Ankara'da "Cafe Bulvar" adlı lokalde piyano çalıp şarkılar söylüyordum. Aysel Gürel'in bana verdiği şarkı sözlerini besteleyerek, sinemayı bir kenara atıp müziğime döndüğüm yıllardı... İşte bugünlerin birinde çok sevdiğim sanatçı dostum Gülen Kıpçak, konservatuvarda okuyan biricik oğlunu görmek için Ankara'ya gelmişti. Mutlu bir evlilik yaşıyordu o yıllar ve sevdiği eşi de ünlü bir reklamcıydı.
BİR TAŞLA İKİ KUŞ
Sevgili Gülen'in niyeti bir taşla iki kuş vurmaktı. Hem oğlunu görüp hasret giderecek, hem de benimle biraz dertleşecekti. Ertesi gün benim müzik yaptığım lokalde buluştuk. Hüzünlüydü biraz... Eşiyle tatsız bir tartışma yaşamış ve kolay barışılamayacak bir sonuçla İstanbul'dan ayrılıp Ankara'da tiyatro eğitimi yapan oğlunun yanına gelmişti.
Acılarını benimle bölüşmesinden anladığımca pişman olmuştu benim Gülen kardeşim... Pişmanlığını da aşağıda sizlerle bölüşeceğim cümlesiyle anlatmıştı bana;
"Nasıl boş bulundum, nasıl söyleyebildim o kötü sözleri? Evet evet, hiddet ve şiddetime yenilmiş, öfke balı yemiştim." cümlesiyle tamamlamıştı pişmanlık dolu hikayesini...

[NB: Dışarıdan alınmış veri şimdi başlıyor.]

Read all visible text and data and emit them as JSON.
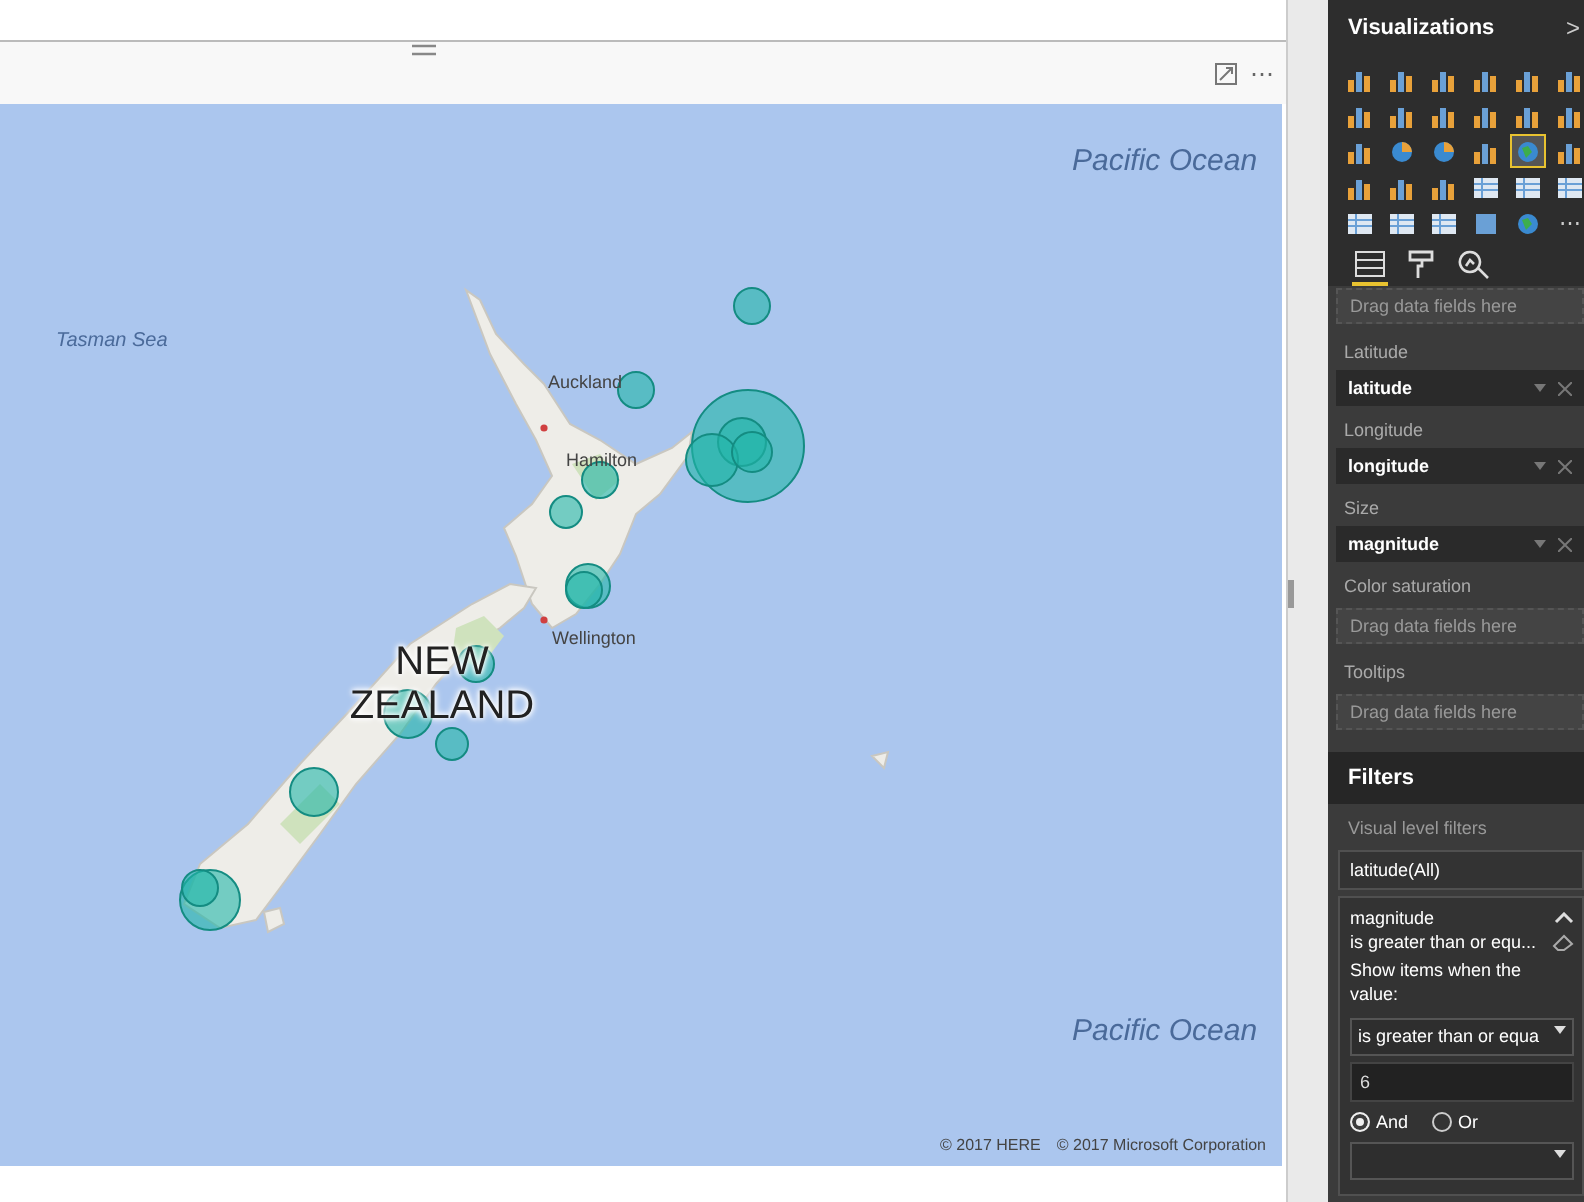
{
  "visual": {
    "menu": "⋯"
  },
  "map": {
    "labels": [
      {
        "kind": "ocean",
        "text": "Pacific Ocean"
      },
      {
        "kind": "ocean",
        "text": "Pacific Ocean"
      },
      {
        "kind": "sea",
        "text": "Tasman Sea"
      },
      {
        "kind": "city",
        "text": "Auckland"
      },
      {
        "kind": "city",
        "text": "Hamilton"
      },
      {
        "kind": "city",
        "text": "Wellington"
      },
      {
        "kind": "country",
        "text": "NEW ZEALAND"
      }
    ],
    "credits": [
      "© 2017 HERE",
      "© 2017 Microsoft Corporation"
    ]
  },
  "visualizations": {
    "title": "Visualizations",
    "collapse": ">",
    "types": [
      {
        "selected": false
      },
      {
        "selected": false
      },
      {
        "selected": false
      },
      {
        "selected": false
      },
      {
        "selected": false
      },
      {
        "selected": false
      },
      {
        "selected": false
      },
      {
        "selected": false
      },
      {
        "selected": false
      },
      {
        "selected": false
      },
      {
        "selected": false
      },
      {
        "selected": false
      },
      {
        "selected": false
      },
      {
        "selected": false
      },
      {
        "selected": false
      },
      {
        "selected": false
      },
      {
        "selected": true
      },
      {
        "selected": false
      },
      {
        "selected": false
      },
      {
        "selected": false
      },
      {
        "selected": false
      },
      {
        "selected": false
      },
      {
        "selected": false
      },
      {
        "selected": false
      },
      {
        "selected": false
      },
      {
        "selected": false
      },
      {
        "selected": false
      },
      {
        "selected": false
      },
      {
        "selected": false
      }
    ],
    "more": "⋯",
    "tabs": [
      {
        "selected": true
      },
      {
        "selected": false
      },
      {
        "selected": false
      }
    ],
    "top_hint": "Drag data fields here",
    "wells": [
      {
        "label": "Latitude",
        "field": "latitude"
      },
      {
        "label": "Longitude",
        "field": "longitude"
      },
      {
        "label": "Size",
        "field": "magnitude"
      },
      {
        "label": "Color saturation",
        "placeholder": "Drag data fields here"
      },
      {
        "label": "Tooltips",
        "placeholder": "Drag data fields here"
      }
    ]
  },
  "filters": {
    "title": "Filters",
    "section": "Visual level filters",
    "items": [
      {
        "name": "latitude(All)",
        "expanded": false
      },
      {
        "name": "magnitude",
        "expanded": true,
        "summary": "is greater than or equ...",
        "prompt": "Show items when the value:",
        "operator": "is greater than or equa",
        "value": "6",
        "logic": [
          {
            "label": "And",
            "selected": true
          },
          {
            "label": "Or",
            "selected": false
          }
        ]
      }
    ]
  }
}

Arkadaşımın son cümleleri çok etkilemişti beni... Öfke balı yemek... Çok ilginç gelmişti bana bu söz... İçinde derin bir sevgi duygusunu barındıran güzel bir atasözüydü sanki...
ANILAR AYSEL'DE DEĞERLENİYOR
Ankara'daki müzik çalışmalarım bitince İstanbul'a film çalışmalarıma döndüm tekrar... Yeni projelerimizi bölüşmek üzere evinde buluştuk Aysel'in bir akşam üzeri...
Şurdan, burdan, dereden tepeden konuşurken sözümüz Ankara'da yaşadığım olaya geldi. Ve Aysel Gürel'e "öfke balını yedim" sözünün yaşanmış hikâyesini anlattım. "Benim çok hoşuma gitti, bu anıdan bir şarkı sözü çıkabilir" dedim.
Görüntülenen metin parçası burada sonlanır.